This is going to be a very long post, and for a good reason. The time has come. I am now living in my home in Belgium. It sounds so weird. I can't believe it's happening because I've had some very unbelievable experiences.
First, Tuesday August 21 I caught a red eye flight to JFK Airport after many tears and hard goodbyes. It was a five hour flight, but I got some sleep on the plane. Then, we had an overnight orientation at the hotel near the airport. I would soon learn to be grateful for those beds, even if the air conditioner was ridiculously loud! Most of the activities were about things we had covered in the past, so it didn't do much to prevent us from thinking about how we wanted to be in Belgium already! I met people going to the Czech Republic, Norway, Sweden, Iceland, etc. and it was a very cool experience. There were 12 Belgium kids: 7 going to the French speaking part and 5 to the Flemish.
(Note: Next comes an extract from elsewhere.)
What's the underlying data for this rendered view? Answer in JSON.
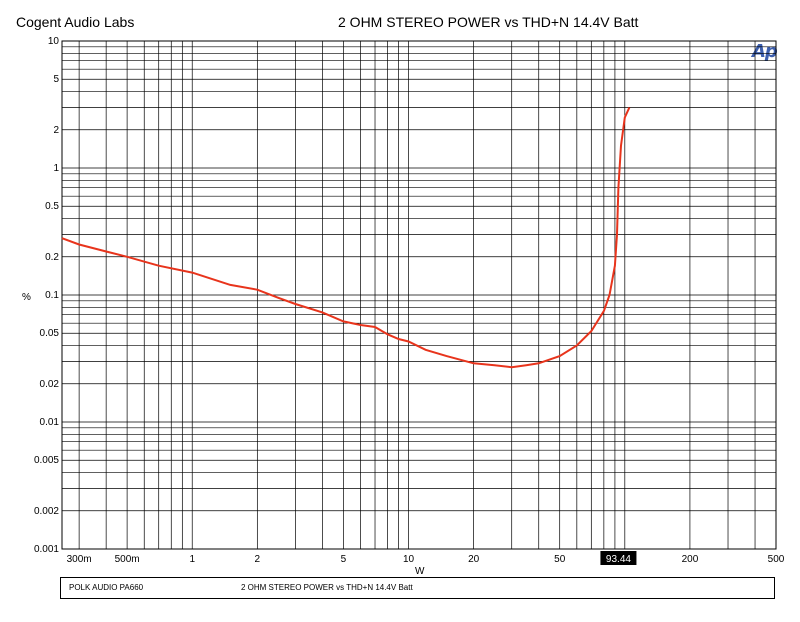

Around 2pm NY time, we went to JFK. The line was really long to check our bags, but after that we went through security and then boarded our plane around 5 or so to Zurich. It was the LONGEST flight of my life. I was one of the lucky ones who got some sleep, but every time I woke up it felt like we still had five hours left on the plane! When we landed, I was very relieved. The Zurich airport was very.... Swiss. There was a lot of concrete and it was eerily quiet, but it was nice. Then after meeting up with the New Zealanders, we took a connecting flight to Brussels where we met up with the AFS Belgium French volunteers. I got to see my host sister in person for the first time and we said a quick hello. After that, we were off to an old youth hostel type of building. The place had strange food (except for the glorious bread and juice) but the volunteers in Belgium are absolutely amazing. Most volunteers in AFS BFR are made up of people under the age of 30, which is very cool. After we got a day of much needed rest (especially for those Kiwis who had been traveling for 38 hours!) we went to a park in Brussels and did various activities. I got to try my first piece of Belgian chocolate. It wasn't even a very expensive kind but it was still way better than anything I'd ever tried. Though one of the volunteers said it wasn't the nicest part of Brussels (BXL) it was BEAUTIFUL. I was in awe of how cute everything was. We practiced a little French, and then went back to the main building to have a talent show. I was exhausted by 11pm local time, but the volunteers had so much energy, and everyone danced until 1am (especially the Brazilians). The talent show was amazing and everyone participated. I heard more languages in one day than I have in my entire life.
The next day, we played a lot of games (Citron, Citron and this other one I didn't catch the name of but it was pretty complicated and fun). Then it was (finally) time to meet our host families. I had already talked to my host sister but I was still a little nervous. I think we all were. I met my host mom, and she definitely lived up to my expectations and what the other volunteers told me she would be like. She is very sweet. We carpooled with one of the NZ kids who has a welcome family and then after dropping off my luggage, my host mom, sister, and I went to a friend's house for a barbecue dinner. It was a very fancy barbecue compared to the US... there were three or four courses. Everyone was very nice and interested in California and me. I got exhausted trying to understand all of the conversations (I never really gave up trying to focus on them but I realized I couldn't understand any of them) and have now come to the realization that my French has deteriorated quite a bit since graduation. That's okay though, because my host mom barely speaks English so I will have to learn French quickly.
We are going to my school tomorrow to sign up for classes. I'm really looking forward to the next year! Wish me luck!
Hanging out with the New Zealanders!